The process of selecting an exposure on the FED-Atlas looks like this:

1. We set the sensitivity of the film loaded into the device.

2. We estimate the illumination by eye and set an approximate exposure. If there is little light, it is longer, if there is a lot, it is shorter.

This is an optional step, but its implementation will avoid unnecessary iterations in the future.

Set the aperture to the middle value.

3. We direct the apparatus towards the scene being filmed. Depending on the level of illumination, the galvanometer needle will deviate in the direction of excess or lack of light.

4. Disengage the rings and, rotating the diaphragm ring, try to bring the arrow to the middle of the scale.

We set an approximate exposure earlier and therefore, most likely, we will be able to do this without turning the rings.

5. If the diaphragm ring rested against the stopper, and the arrow is still not in the middle of the scale, you need to interlock the rings and turn them in the opposite direction. The exposure will not change, but again there will be freedom to change the apertures. Then we disengage the rings again and continue to change the diaphragm in the direction we need.

6. When the arrow has taken place in the middle of the scale, the exposure is optimal, and moreover, all the settings have already been entered into the device. However, the photographer may not be happy with a particular exposure pair.

In this case, you need to rotate the rings without disengaging the rings until the desired combination of shutter speed and aperture is achieved. In this case, the exposure will not change.

In practice, the process is quite convenient, although it involves regular extra squats.

On the right side of the exposure scale, there are values ​​of 4, 8, 15, 30, 60 whole seconds, highlighted in red. These are estimates for freehand exposure only.

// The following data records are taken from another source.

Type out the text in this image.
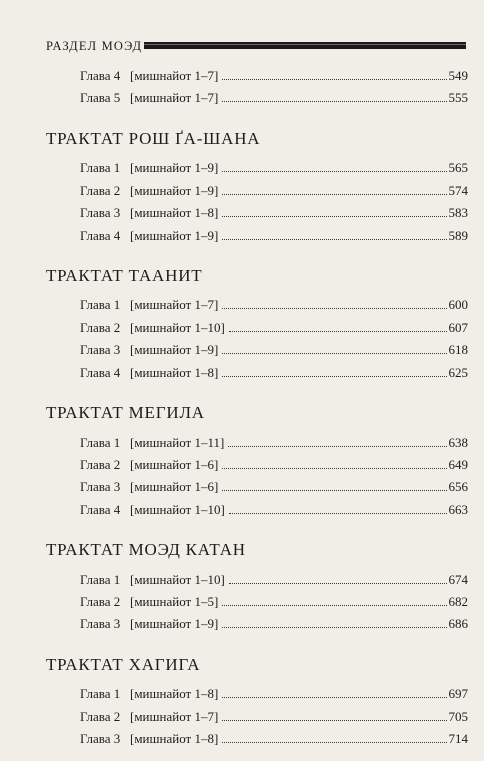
РАЗДЕЛ МОЭД
Глава 4 [мишнайот 1–7]	549
Глава 5 [мишнайот 1–7]	555
ТРАКТАТ РОШ ҐА-ШАНА
Глава 1 [мишнайот 1–9]	565
Глава 2 [мишнайот 1–9]	574
Глава 3 [мишнайот 1–8]	583
Глава 4 [мишнайот 1–9]	589
ТРАКТАТ ТААНИТ
Глава 1 [мишнайот 1–7]	600
Глава 2 [мишнайот 1–10]	607
Глава 3 [мишнайот 1–9]	618
Глава 4 [мишнайот 1–8]	625
ТРАКТАТ МЕГИЛА
Глава 1 [мишнайот 1–11]	638
Глава 2 [мишнайот 1–6]	649
Глава 3 [мишнайот 1–6]	656
Глава 4 [мишнайот 1–10]	663
ТРАКТАТ МОЭД КАТАН
Глава 1 [мишнайот 1–10]	674
Глава 2 [мишнайот 1–5]	682
Глава 3 [мишнайот 1–9]	686
ТРАКТАТ ХАГИГА
Глава 1 [мишнайот 1–8]	697
Глава 2 [мишнайот 1–7]	705
Глава 3 [мишнайот 1–8]	714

If during the calculation such shutter speeds fell out, then you need to remember the recommended aperture, move the shutter speed ring to position B, unhook the rings and set the recommended shutter speed.

We go further along the lens.

The next ring, although knurled, is motionless.

The ring farthest from the device is responsible for focusing. The ring is wide. Although the knurling is only from the bottom, in general everything is convenient.

MDF 0.9 meters, depth of field scale is available.

Camera Attitude:

Still, the segment of users who only needed to "press the button" in the USSR has always been small.

Firstly, the photo was a hobby that gave people pleasure precisely in the subtleties of the process. And (judging by myself) to a lesser extent - the result.

Secondly, the accompanying service was weak in the Union. Well, the camera allows you to shoot without delving into the exposure, good. And what about development, printing? You still need to do it yourself.

I've never heard of the service of developing and printing photographs from a customer's film in the USSR. Maybe she was like that? If you know, write in the comments.

And if you still need to know and be able to most of the process, why create complications around simplifying the selection of the exposure?

In general, few people were ready to pay for such optimization. Therefore, automatic and semi-automatic rangefinders were not in demand in the USSR.

FED-Atlas and the entire line were curtailed in 1971, and, as far as I know, no new rangefinder has occupied the Atlas niche. The concept just didn't work.
Although purely technically for the mid-60s, the device, of course, was good.